Mi madre, siempre tan práctica, hacía nuestros vestidos de comunión con auténtica especulación. Como no nos dejaban entrar al templo con mangas cortas, las mangas de nuestros trajecitos se componían de dos partes. Una superior, corta y abullonada a la que le seguía, formando una sola pieza, otra apretada al brazo como un manguito y la falda estaba armada por tres volados muy fáciles de separar, por lo que, una vez cumplido el rito religioso, con dos simples tirones nuestro vestido de ceremonia se convertía en un gracioso atuendo de calle, corto hasta la rodilla y con mangas cortísimas.
La comunión se celebraba estrictamente el ocho de diciembre a las ocho de la mañana, hora en que ya el termómetro marcaba unos treinta grados que llegaban a cuarenta cuando la ceremonia terminaba casi a mediodía, y como habíamos permanecido en ayunas, se remataba la mañana con un chocolate caliente en el Colegio de Hermanas. Muy refrescante.

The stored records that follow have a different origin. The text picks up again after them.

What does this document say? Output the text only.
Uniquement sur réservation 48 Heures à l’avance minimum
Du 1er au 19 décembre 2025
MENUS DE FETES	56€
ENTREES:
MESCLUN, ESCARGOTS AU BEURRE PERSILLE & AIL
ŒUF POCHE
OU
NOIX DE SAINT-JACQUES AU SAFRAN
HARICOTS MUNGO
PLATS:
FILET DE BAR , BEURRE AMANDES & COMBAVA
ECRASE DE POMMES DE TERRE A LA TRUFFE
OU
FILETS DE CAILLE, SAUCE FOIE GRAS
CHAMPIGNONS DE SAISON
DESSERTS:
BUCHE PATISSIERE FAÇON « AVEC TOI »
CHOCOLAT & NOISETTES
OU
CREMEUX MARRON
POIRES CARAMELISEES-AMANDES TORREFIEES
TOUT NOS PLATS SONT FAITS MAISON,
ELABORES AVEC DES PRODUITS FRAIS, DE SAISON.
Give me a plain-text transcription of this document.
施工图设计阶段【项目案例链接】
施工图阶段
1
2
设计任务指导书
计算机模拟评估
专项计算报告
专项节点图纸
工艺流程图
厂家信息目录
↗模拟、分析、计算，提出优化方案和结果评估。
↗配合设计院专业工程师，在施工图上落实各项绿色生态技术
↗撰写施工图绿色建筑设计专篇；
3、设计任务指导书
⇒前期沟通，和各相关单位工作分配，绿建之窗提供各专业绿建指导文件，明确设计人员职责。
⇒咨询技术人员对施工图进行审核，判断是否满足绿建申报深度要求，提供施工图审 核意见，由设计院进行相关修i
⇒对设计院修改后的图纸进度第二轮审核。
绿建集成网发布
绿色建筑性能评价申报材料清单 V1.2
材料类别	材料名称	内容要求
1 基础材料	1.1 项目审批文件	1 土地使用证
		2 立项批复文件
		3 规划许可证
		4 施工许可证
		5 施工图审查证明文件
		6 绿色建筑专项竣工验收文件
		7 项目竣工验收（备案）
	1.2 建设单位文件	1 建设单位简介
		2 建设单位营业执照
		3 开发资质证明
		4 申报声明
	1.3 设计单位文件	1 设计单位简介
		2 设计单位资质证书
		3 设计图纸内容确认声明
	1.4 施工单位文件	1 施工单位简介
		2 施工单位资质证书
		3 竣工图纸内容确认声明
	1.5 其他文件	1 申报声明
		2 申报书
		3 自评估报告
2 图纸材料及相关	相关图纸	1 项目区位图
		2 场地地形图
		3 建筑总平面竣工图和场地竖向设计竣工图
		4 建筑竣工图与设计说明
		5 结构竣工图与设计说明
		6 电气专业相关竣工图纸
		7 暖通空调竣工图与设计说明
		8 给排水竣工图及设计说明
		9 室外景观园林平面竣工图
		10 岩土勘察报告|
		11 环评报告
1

La situación de los varones era trágica. Encerrados en sus trajecitos de sarga y camisas con cuellos almidonados y el brazo izquierdo apretado por un gran moño simbólico, tenían además que llevar una vela que se encendía en el momento en que les daban la hostia. Cosa a veces muy difícil de realizar, porque el calor excesivo y el amontonamiento, ya que no había turnos, hacía que las tales velas se derritieran en las manos de los chicos tomando la graciosa forma de un asa que les goteaba en las rodillas.
Desde esos años hasta la década del sesenta, los trajes de las nenas se convirtieron en el centro de una competencia despiadada de las madres, que cada vez los hacían más suntuosos y en algunos casos disparatados, con adornos brillantes y miriñaques que les daban más el aspecto de princesas de cuento de hadas que de inocentes comulgantes.
Y la bomba explotó y puso freno a esta escalada sin sentido y de los trajes suntuosos se pasó al delantal blanco para chicos y chicas, sin distinción.
Bajo esa norma comulgó por primera vez mi hija mayor, Bibiana. Todavía tenían permiso para adornar sus cabecitas con algún velo bonito. El moño armado de organza con su velo sirvió para todas las chicas de la familia que le sucedieron.
Después también se eliminó el tocado de la cabeza y mi hija menor, Carmencita, sólo pudo lucir un moño blanco y sencillo, sin velo de tul, hasta que llegaron las túnicas, que quedaron en casa testimoniadas por las fotos de mi nieto menor.
Un capítulo aparte merece el catecismo, que con el mismo contenido fue variando de la mano de la enseñanza escolar, desde el puro ejercicio de la memoria hasta otras estrategias más creativas. Pero eso quedará para otra historia, porque en ese terreno hay mucha tela para cortar.
Vestido o no, fiesta o no, la comunión debe celebrarse en el fondo del corazón con el firme propósito de no dañar a los demás, no siendo santos ni perfectos, porque la imperfección define al ser humano y en la lucha entre esos dos conceptos contradictorios nace el mérito de ser buenas personas y el don maravilloso de la tolerancia, no la aceptación pasiva de modelos estereotipados.
*Raquel Piña de Fabregues tiene 87 años. Es docente jubilada, escritora, trabajó como periodista y tiene varias ocupaciones como madre, abuela y bisabuela. Escribe desde que lee y aún lo sigue haciendo. Durante algunos años, fue columnista del programa de radio de su hija Celina, con sus Historias de Mamá, que se vieron interrumpidas por una caída y el estrés que eso significó en medio de la pandemia. Este es otro de esos textos de sus tantas historias.